In this talk , we present an active archival solution for data warehouses that makes use of Hadoop distributed file system (HDFS) to store the data in an always available and cost-effective manner. Our system offers seamless integration with the existing data warehouse system make user oblivious of the location and state of data i.e., user can query the archived data in the manner similar to the live data. Since most documented uses of MapReduce based platforms have been for dealing with unstructured data, we started by performing evaluations to compare ways for retrieving structured data stored in Apache Hadoop - an open source implementation of MapReduce. We discuss various issues concerning the active archive system including schema modification, query federation, query optimization, access control and data provenance. Using TPC-DS benchmark data, we present evaluation results that shows the ability of our system to seamlessly query archive data along with data stored in the warehouse in order of minutes compared to hours required to move the data into the warehouse from traditional archival systems.

Biography of the speaker

Mukesh Mohania received his Ph.D. in Computer Science & Engineering from Indian Institute of Technology, Bombay, India in 1995. He was a faculty member in University of South Australia from 1996-2001. Currently, he is an STSM and senior manager in IBM Research - India, and leading Information Management research group.

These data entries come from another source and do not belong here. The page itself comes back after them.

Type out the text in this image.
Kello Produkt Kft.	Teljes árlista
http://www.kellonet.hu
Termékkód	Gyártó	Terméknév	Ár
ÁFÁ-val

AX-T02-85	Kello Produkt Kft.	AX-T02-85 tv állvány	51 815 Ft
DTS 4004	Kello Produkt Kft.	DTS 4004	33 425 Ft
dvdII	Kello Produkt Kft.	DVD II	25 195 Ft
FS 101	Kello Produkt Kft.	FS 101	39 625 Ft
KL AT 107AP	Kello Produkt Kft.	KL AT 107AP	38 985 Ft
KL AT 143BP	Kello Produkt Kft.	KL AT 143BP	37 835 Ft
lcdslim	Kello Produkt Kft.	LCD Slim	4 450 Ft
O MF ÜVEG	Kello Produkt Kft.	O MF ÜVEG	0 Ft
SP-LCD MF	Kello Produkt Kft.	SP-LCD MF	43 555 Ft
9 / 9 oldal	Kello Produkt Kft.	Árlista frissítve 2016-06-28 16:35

He has worked extensively in the areas of distributed databases, data warehousing, data integration, and autonomic computing. He has published more than 100 papers and also filed more than 30 patents in these or related areas. He received the best paper award for his XML and data integration work in CIKM 2004 and CIKM 2005, respectively.
He received an award from IBM Tivoli Software in 2004 for his research contribution to Policy Management for Autonomic Computing product. He was also a recipient of the "Excellence in People Management" award in IBM India in 2007. He received the “Outstanding Innovation Award” from IBM Corporation in 2008 for his Context-Oriented Information Integration work, and Technical Accomplishment Award in 2009 for his Policy work. He is an IEEE and ACM Distinguished Speaker.